A rare gouache, this exceptionally well preserved work has remained in the same family since it was acquired directly from the artist in 1941. Bonnard executed a series of gouaches in the early 1940s, when the French dealer Louis Carré asked him to collaborate with Jacques Villon to create ten colour lithographs (Bouvet nos. 116-126), a medium which had played an important role in Bonnard's early career. Bonnard made the gouaches, which Villon then translated onto the lithographic stones. Although a lithograph directly based upon the port of Cannes was not executed, a related composition was used for the lithograph Port de Pêche (Bouvet no. 117).
In the early 1940s, Bonnard was deeply affected by the death of his long-time friend, the painter Vuillard, who had died in 1940, and by that of his beloved wife, Marthe, who died two years later. He lived a secluded life in his house at Le Cannet in the South of France, a village just behind Cannes.
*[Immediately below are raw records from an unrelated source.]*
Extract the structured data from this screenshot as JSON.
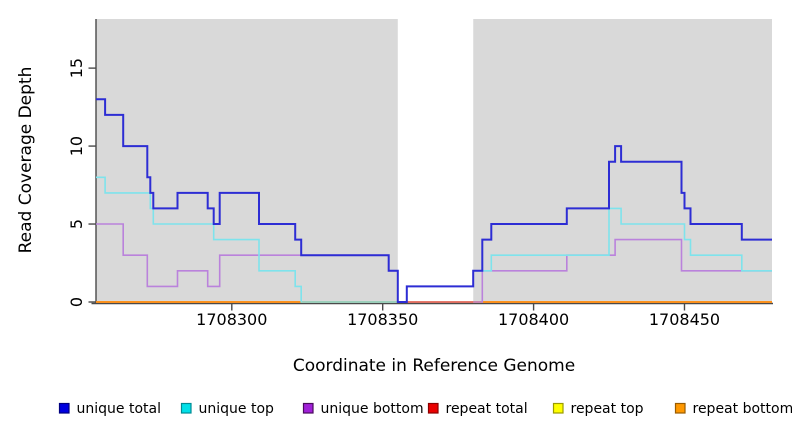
{
  "chart_data": {
    "type": "line",
    "style": "step",
    "title": "",
    "xlabel": "Coordinate in Reference Genome",
    "ylabel": "Read Coverage Depth",
    "xlim": [
      1708255,
      1708479
    ],
    "ylim": [
      0,
      18.15
    ],
    "x_ticks": [
      1708300,
      1708350,
      1708400,
      1708450
    ],
    "y_ticks": [
      0,
      5,
      10,
      15
    ],
    "grid": false,
    "legend_position": "bottom",
    "panel_bg": "#d9d9d9",
    "axis_color": "#4a4a4a",
    "masked_region": {
      "from": 1708355,
      "to": 1708380,
      "fill": "#ffffff"
    },
    "draw_order": [
      "repeat top",
      "repeat total",
      "repeat bottom",
      "unique bottom",
      "unique top",
      "unique total"
    ],
    "series": [
      {
        "name": "unique total",
        "line_color": "#2d2dd4",
        "line_width": 2,
        "legend_fill": "#0000e0",
        "legend_border": "#000080",
        "segments": [
          [
            [
              1708255,
              13
            ],
            [
              1708258,
              12
            ],
            [
              1708264,
              10
            ],
            [
              1708272,
              8
            ],
            [
              1708273,
              7
            ],
            [
              1708274,
              6
            ],
            [
              1708282,
              7
            ],
            [
              1708292,
              6
            ],
            [
              1708294,
              5
            ],
            [
              1708296,
              7
            ],
            [
              1708309,
              5
            ],
            [
              1708321,
              4
            ],
            [
              1708323,
              3
            ],
            [
              1708352,
              2
            ],
            [
              1708355,
              0
            ],
            [
              1708358,
              1
            ],
            [
              1708380,
              2
            ],
            [
              1708383,
              4
            ],
            [
              1708386,
              5
            ],
            [
              1708411,
              6
            ],
            [
              1708425,
              9
            ],
            [
              1708427,
              10
            ],
            [
              1708429,
              9
            ],
            [
              1708449,
              7
            ],
            [
              1708450,
              6
            ],
            [
              1708452,
              5
            ],
            [
              1708469,
              4
            ],
            [
              1708479,
              4
            ]
          ]
        ]
      },
      {
        "name": "unique top",
        "line_color": "#7ee3ec",
        "line_width": 1.6,
        "legend_fill": "#00e0e8",
        "legend_border": "#008b94",
        "segments": [
          [
            [
              1708255,
              8
            ],
            [
              1708258,
              7
            ],
            [
              1708273,
              6
            ],
            [
              1708274,
              5
            ],
            [
              1708294,
              4
            ],
            [
              1708309,
              2
            ],
            [
              1708321,
              1
            ],
            [
              1708323,
              0
            ],
            [
              1708355,
              0
            ]
          ],
          [
            [
              1708380,
              2
            ],
            [
              1708386,
              3
            ],
            [
              1708425,
              6
            ],
            [
              1708429,
              5
            ],
            [
              1708450,
              4
            ],
            [
              1708452,
              3
            ],
            [
              1708469,
              2
            ],
            [
              1708479,
              2
            ]
          ]
        ]
      },
      {
        "name": "unique bottom",
        "line_color": "#ba82dc",
        "line_width": 1.6,
        "legend_fill": "#a020d8",
        "legend_border": "#4a0a5e",
        "segments": [
          [
            [
              1708255,
              5
            ],
            [
              1708264,
              3
            ],
            [
              1708272,
              1
            ],
            [
              1708282,
              2
            ],
            [
              1708292,
              1
            ],
            [
              1708296,
              3
            ],
            [
              1708352,
              2
            ],
            [
              1708355,
              2
            ]
          ],
          [
            [
              1708380,
              0
            ],
            [
              1708383,
              2
            ],
            [
              1708411,
              3
            ],
            [
              1708427,
              4
            ],
            [
              1708449,
              2
            ],
            [
              1708479,
              2
            ]
          ]
        ]
      },
      {
        "name": "repeat total",
        "line_color": "#e04f66",
        "line_width": 1.6,
        "legend_fill": "#ea0000",
        "legend_border": "#8b0000",
        "segments": [
          [
            [
              1708255,
              0
            ],
            [
              1708479,
              0
            ]
          ]
        ]
      },
      {
        "name": "repeat top",
        "line_color": "#f5f500",
        "line_width": 1.6,
        "legend_fill": "#ffff00",
        "legend_border": "#9b9b00",
        "segments": [
          [
            [
              1708255,
              0
            ],
            [
              1708479,
              0
            ]
          ]
        ]
      },
      {
        "name": "repeat bottom",
        "line_color": "#ff9114",
        "line_width": 1.8,
        "legend_fill": "#ff9800",
        "legend_border": "#995c00",
        "segments": [
          [
            [
              1708255,
              0
            ],
            [
              1708355,
              0
            ]
          ],
          [
            [
              1708380,
              0
            ],
            [
              1708479,
              0
            ]
          ]
        ]
      }
    ]
  }
}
Though focusing mainly on colours, Bonnard constructed his composition very carefully. The composition is divided in horizontal strips of colours - white, deep blue, purple - punctuated with scattered elements of colours - the white boats, the red roofs, the orange clouds -, which add texture and vibrancy, and capture the effect of the glistening sun setting after a hot day in the South of France.